Auch sonst herrschte bei den 2.000 FCK-Fans unter den insgesamt 13.212 Zuschauern prächtige Stimmung, wie eigentlich immer in Bochum. Zwar gibt es weiterhin noch einige Stellschrauben, an denen man in Sachen Support drehen könnte, aber auswärts sorgen die Schlachtenbummler aus Kaiserslautern bisher für genau die tolle Atmosphäre, die bei Heimspielen leider noch komplett fehlt. Schönes Bild nach dem Abpfiff: Die Mannschaft kam zum ausgiebigen Feiern mit den Fans wieder bis an den Zaun, was bei den vorigen (Heim)Spielen nicht der Fall war.

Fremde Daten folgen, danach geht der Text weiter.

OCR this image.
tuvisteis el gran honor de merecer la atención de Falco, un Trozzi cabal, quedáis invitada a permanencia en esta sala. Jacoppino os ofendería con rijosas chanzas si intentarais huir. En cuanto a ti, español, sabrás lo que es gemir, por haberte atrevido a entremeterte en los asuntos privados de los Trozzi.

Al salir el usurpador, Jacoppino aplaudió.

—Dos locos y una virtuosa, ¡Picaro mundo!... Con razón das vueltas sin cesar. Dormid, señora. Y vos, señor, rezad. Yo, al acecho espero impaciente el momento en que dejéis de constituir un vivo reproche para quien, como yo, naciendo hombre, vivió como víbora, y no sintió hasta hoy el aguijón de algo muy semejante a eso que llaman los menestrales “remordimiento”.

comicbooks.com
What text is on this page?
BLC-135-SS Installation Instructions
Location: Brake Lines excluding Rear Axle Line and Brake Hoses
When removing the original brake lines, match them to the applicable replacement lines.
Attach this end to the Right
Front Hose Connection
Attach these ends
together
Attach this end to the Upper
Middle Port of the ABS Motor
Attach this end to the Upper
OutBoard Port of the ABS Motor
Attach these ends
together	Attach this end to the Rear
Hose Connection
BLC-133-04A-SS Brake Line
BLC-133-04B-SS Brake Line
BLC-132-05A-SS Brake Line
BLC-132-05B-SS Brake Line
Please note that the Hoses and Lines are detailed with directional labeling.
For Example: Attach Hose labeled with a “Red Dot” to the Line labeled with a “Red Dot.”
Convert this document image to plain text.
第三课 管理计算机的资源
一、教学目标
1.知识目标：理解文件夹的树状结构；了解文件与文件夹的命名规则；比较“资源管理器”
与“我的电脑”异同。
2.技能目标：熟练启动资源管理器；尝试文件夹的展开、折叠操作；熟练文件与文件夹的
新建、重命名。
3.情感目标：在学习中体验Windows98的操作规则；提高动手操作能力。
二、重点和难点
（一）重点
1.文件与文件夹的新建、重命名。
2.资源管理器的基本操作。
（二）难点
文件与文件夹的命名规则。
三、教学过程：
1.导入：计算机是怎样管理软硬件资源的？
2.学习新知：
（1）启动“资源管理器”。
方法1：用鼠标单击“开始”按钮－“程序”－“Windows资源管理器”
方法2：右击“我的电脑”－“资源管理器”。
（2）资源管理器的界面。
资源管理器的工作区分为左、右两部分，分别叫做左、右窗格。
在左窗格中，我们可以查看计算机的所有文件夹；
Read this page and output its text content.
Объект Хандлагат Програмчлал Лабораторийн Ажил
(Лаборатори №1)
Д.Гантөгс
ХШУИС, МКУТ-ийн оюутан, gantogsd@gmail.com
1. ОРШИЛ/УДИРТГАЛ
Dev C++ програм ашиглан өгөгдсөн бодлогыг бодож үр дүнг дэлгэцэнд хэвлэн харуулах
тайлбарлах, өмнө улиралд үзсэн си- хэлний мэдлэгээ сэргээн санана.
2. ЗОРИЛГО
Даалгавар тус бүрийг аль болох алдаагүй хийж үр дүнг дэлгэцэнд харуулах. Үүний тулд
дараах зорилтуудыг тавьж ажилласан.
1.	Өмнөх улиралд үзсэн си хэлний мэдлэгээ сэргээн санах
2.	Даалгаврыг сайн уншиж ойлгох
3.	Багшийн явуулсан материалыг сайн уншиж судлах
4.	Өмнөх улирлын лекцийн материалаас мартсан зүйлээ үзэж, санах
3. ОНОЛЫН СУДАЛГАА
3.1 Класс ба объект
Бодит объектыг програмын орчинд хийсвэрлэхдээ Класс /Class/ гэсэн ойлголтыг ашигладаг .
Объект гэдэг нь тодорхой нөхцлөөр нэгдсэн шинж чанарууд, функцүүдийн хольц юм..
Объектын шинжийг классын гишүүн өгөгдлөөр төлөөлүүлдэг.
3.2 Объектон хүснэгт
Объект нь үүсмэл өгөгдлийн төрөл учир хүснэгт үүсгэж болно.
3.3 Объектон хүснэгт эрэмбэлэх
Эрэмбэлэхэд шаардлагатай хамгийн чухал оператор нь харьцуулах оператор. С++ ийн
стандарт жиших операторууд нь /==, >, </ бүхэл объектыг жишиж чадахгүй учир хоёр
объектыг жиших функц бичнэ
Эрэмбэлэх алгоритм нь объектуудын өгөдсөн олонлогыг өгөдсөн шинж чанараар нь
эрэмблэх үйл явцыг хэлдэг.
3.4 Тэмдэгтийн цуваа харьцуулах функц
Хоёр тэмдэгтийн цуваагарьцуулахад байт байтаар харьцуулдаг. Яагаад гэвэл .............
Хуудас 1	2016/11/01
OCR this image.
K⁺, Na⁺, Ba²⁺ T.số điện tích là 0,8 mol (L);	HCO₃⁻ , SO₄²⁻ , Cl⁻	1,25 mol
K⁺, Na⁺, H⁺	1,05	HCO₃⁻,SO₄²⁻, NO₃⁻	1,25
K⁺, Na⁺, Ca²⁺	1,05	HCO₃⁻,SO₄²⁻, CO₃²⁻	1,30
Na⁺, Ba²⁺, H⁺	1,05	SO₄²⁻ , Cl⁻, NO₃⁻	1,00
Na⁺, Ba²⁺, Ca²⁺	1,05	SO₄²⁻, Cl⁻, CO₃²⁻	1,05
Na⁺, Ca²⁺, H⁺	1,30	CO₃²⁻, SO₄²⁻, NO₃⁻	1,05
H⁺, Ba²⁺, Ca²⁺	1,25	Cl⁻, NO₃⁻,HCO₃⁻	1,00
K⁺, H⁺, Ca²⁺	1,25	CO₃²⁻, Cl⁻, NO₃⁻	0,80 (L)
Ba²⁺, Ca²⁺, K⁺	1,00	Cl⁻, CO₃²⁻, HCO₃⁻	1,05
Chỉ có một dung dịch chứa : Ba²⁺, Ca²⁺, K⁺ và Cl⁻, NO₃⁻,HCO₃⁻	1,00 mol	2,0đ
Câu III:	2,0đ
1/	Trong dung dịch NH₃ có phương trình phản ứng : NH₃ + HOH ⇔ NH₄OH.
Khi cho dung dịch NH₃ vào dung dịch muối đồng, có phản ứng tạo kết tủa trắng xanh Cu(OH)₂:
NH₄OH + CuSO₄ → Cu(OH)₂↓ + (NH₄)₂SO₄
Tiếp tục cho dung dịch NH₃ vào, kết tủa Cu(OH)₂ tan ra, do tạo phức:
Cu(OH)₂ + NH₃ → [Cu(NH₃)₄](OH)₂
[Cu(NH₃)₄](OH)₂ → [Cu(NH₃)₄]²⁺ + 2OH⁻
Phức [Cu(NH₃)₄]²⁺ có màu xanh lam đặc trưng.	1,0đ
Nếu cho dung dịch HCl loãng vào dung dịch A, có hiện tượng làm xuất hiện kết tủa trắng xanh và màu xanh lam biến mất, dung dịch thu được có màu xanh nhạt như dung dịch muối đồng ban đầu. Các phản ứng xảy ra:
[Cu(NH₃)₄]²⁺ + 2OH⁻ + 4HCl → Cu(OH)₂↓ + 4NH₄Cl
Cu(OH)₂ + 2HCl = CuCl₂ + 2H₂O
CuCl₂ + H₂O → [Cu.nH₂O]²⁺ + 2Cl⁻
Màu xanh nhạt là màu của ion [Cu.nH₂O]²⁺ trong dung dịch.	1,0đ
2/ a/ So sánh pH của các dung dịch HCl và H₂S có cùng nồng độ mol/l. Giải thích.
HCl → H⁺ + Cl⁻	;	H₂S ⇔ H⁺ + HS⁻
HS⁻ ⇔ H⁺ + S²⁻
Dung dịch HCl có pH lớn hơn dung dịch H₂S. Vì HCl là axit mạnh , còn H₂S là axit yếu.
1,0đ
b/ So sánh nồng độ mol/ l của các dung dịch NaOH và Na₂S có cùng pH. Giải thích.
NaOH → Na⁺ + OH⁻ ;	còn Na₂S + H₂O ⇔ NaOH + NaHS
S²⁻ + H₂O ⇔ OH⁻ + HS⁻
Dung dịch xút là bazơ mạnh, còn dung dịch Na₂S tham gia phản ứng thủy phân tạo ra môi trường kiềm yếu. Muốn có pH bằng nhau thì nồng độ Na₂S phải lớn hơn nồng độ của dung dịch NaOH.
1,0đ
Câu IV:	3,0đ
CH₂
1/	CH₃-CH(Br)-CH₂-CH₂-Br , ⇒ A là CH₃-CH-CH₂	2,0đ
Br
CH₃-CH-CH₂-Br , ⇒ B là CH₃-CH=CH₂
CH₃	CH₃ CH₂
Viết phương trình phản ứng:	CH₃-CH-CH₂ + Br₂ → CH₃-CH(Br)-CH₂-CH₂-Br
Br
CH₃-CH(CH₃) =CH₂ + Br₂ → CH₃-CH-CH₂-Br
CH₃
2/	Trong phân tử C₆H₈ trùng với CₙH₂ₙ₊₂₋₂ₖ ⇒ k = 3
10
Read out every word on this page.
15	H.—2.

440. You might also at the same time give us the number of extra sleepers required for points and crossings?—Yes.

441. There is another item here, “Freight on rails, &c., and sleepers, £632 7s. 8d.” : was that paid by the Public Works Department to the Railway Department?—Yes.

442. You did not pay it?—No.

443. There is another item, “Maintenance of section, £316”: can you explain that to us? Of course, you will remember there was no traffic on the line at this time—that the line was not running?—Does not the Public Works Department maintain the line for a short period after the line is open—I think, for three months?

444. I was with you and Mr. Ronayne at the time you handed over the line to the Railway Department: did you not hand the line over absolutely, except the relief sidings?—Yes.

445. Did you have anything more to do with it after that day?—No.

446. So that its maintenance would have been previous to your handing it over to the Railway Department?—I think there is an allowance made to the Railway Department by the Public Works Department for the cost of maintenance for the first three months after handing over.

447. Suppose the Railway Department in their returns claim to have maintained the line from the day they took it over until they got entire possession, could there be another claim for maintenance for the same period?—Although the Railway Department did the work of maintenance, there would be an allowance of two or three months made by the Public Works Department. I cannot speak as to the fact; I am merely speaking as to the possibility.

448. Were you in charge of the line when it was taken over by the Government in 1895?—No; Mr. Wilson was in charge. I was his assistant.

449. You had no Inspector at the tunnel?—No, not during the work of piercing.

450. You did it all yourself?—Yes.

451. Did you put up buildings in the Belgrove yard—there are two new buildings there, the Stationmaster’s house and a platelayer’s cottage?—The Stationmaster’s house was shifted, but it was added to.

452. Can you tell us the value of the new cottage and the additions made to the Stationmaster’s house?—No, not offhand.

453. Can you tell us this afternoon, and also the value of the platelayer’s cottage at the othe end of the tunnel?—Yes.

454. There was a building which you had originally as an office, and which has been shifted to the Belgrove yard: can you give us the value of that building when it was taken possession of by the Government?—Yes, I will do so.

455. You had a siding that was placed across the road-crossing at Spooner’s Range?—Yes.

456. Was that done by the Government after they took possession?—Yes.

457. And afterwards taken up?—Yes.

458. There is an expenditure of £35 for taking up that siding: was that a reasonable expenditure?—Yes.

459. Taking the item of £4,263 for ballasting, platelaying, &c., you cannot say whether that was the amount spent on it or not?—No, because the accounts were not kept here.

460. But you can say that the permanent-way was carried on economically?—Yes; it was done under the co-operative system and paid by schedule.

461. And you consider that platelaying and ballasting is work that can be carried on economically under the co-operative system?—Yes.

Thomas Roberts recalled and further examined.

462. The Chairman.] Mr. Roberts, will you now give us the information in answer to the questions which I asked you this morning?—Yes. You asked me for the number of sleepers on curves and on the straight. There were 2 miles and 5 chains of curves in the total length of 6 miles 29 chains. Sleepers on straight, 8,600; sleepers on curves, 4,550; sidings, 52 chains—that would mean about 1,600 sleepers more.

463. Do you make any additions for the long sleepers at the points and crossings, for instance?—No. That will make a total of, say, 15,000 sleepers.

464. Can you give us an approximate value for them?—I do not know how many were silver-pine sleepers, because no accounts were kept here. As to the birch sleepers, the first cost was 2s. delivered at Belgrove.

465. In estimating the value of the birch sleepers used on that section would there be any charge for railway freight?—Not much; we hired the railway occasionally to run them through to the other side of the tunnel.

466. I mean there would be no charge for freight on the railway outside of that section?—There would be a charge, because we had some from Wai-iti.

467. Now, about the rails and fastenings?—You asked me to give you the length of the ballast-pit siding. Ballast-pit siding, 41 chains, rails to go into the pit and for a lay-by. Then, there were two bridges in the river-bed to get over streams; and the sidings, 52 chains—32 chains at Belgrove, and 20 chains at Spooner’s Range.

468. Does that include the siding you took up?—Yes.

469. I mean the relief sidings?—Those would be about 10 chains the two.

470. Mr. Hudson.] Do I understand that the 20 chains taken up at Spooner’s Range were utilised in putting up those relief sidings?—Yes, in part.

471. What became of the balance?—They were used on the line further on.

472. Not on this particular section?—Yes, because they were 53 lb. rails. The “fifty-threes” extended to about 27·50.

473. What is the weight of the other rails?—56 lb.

Viel Zeit, die Erkenntnisse aus Bochum sacken zu lassen, bleibt nicht. Schon am Sonntag (13:30 Uhr, Fritz-Walter-Stadion) steht gegen Tabellenführer Braunschweig das nächste Spiel an, in dem voller Einsatz auf dem Rasen und auf den Rängen gefordert ist. Verhaltener Optimismus bleibt angesagt: Der FCK ist auf einem guten Weg. Aber viel mehr als die ersten Kilometer eines langen Marathons sind noch nicht geschafft.